Diamant volé ou simple cadeau offert à la dynastie Windsor ? CNN rapporte que l’Afrique du Sud se déchire depuis le décès de la reine Elizabeth II sur la demande de restitution d’un diamant utilisé dans l’un des attributs royaux : le sceptre. Bien que celui-ci ne soit que très rarement visible, il a été posé sur le cercueil de la souveraine, exposé dans l’abbaye de Westminster. Il est également présent lors des cérémonies de couronnement.
Le diamant au cœur de la controverse a été taillé dans l’une des plus grosses gemmes à avoir été extraite du sol sud-africain, en 1905 : le Cullinan, ou, en anglais, The Great Star of Africa. Or, le diamant a été remis quelques années après sa découverte à la famille royale britannique par les autorités coloniales locales.
Certains Sud-Africains réclament donc aujourd’hui la restitution de la pierre précieuse, au motif d’une acquisition qui ne serait pas légitime. Plus largement, les débats ouverts autour de cette pierre en Afrique du Sud évoquent également d’éventuelles demandes de réparations financières.
« Le diamant doit être rendu à l’Afrique du Sud avec effet immédiat. Les minerais de notre pays et d’autres pays continuent de profiter à la Grande-Bretagne aux dépens de notre peuple », a jugé l’activiste du Congrès national africain (ANC) Thanduxolo Sabelo. Pour autant, la ferveur populaire autour de cette demande est loin d’être là.
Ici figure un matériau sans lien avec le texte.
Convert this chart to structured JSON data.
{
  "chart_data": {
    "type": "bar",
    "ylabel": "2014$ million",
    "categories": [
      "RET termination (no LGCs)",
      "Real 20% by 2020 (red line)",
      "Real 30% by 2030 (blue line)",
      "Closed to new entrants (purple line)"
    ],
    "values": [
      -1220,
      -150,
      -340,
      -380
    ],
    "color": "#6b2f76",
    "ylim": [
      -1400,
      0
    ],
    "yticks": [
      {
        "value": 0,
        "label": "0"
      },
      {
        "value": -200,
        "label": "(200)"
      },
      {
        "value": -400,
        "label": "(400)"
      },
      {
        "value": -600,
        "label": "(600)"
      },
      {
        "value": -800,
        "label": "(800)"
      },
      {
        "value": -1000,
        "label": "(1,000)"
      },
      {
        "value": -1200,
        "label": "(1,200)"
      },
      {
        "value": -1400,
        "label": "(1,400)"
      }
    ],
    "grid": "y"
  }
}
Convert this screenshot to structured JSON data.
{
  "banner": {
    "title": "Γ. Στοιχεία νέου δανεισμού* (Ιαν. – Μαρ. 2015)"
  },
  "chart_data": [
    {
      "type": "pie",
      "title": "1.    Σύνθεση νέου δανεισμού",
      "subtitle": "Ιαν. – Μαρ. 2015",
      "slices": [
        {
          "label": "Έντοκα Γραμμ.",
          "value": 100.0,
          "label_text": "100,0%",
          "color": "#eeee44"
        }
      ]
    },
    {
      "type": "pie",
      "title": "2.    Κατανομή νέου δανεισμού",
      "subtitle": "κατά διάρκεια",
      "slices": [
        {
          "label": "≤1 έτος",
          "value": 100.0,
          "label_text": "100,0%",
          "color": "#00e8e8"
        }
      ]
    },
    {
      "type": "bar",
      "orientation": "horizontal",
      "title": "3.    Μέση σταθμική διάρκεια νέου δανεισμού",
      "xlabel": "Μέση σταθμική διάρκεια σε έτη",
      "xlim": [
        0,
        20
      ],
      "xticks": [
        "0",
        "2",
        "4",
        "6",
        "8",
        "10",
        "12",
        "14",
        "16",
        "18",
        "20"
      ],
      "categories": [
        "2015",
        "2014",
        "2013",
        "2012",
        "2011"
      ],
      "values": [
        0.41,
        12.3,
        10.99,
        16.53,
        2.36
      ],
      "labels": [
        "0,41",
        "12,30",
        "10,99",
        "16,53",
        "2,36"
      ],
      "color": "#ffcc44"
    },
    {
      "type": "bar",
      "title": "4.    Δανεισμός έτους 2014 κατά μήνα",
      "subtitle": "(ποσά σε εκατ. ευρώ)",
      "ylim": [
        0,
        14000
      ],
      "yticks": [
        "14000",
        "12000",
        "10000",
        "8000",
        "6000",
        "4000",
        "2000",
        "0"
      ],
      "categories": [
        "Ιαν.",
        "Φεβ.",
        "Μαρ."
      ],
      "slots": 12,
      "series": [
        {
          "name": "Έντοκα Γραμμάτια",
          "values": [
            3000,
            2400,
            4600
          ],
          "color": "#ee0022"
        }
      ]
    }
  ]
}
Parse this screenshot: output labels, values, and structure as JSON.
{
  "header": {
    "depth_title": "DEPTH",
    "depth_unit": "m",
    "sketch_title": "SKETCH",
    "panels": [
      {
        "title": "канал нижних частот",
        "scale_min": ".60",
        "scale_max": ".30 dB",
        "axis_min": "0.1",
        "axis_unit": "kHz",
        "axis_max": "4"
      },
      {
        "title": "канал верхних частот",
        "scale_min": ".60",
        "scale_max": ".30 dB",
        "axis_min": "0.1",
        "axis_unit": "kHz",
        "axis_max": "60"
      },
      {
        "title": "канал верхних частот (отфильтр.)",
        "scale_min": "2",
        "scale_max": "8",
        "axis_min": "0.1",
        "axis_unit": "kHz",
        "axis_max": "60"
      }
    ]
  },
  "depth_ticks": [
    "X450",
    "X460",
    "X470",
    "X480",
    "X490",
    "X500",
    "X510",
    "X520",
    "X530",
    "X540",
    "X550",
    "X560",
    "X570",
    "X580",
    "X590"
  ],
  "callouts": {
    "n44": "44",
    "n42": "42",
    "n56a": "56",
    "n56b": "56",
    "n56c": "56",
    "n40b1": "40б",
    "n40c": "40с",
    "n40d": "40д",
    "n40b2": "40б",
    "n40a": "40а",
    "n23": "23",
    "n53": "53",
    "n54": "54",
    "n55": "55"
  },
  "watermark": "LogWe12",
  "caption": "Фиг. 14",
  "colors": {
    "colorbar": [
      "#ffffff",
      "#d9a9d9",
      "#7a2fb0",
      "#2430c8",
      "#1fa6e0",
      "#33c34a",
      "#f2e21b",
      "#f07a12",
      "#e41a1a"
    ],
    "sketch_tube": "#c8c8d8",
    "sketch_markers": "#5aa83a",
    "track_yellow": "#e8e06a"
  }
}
Pour l’heure, environ 6 000 personnes ont signé une pétition appelant à la restitution de la pierre précieuse. Néanmoins, un élu s’est fait connaître : Vuyolwethu Zungula, membre du Parlement national. Il a exigé « des réparations pour tout le mal causé par la Grande-Bretagne » et a aussi réclamé « la restitution de tout l’or et des diamants volés par la Grande-Bretagne ».
Calls are growing in South Africa for Britain’s royal family to return the world’s largest known clear-cut diamond in the wake of Queen Elizabeth II’s death.
"Our call is for repatriations for all colonial theft.” https://t.co/rPRqTg2Fpn
— CNN Africa (@CNNAfrica) September 15, 2022
Une transaction légale pour Londres
Du côté de Londres, on assure que la transaction réalisée au début des années 1900 était légale. Le Royal Collection Trust, chargé de veiller sur les gemmes royales, explique que le Cullinan a été présenté au roi de l’époque, Édouard VII, en 1907.
Selon le joaillier néerlandais Royal Asscher, le diamant a été acheté directement par le gouvernement sud-africain, sous domination anglaise, avant d’être offert comme cadeau d’anniversaire au monarque britannique. Or, c’est justement cette gouvernance dont la légitimité est aujourd’hui rejetée par certains habitants du pays.
« Notre position est que l’ensemble des gouvernements […] de l’Union sud-africaine et les syndicats miniers étaient illégaux », a déclaré Everisto Benyera, professeur de politique africaine dans une université du pays. « Recevoir un diamant volé n’exonère pas le destinataire. La Grande Étoile est un diamant de sang. La compagnie (minière) privée, le gouvernement du Transvaal (ancien pays, disparu en 1902) et l’Empire britannique faisaient partie d’un réseau colonial plus vaste. »
Bien que déterminés, les militants ne se font guère d’illusions. « Nous n’appelons pas au retour [du diamant], car cela impliquerait qu’il y avait un accord valide en vertu duquel la famille royale britannique avait le droit d’emprunter le diamant. Il est en leur possession uniquement en raison des ténacités coloniales qui ont étouffé les indigènes de ce pays », a déclaré Leigh-Ann Mathys, porte-parole national des Economic Freedom Fighters (EFF), un parti politique d’opposition sud-africain, à CNN. Pour l’heure, aucune demande officielle n’a été formulée par l’Afrique du Sud à l’endroit de la famille royale britannique.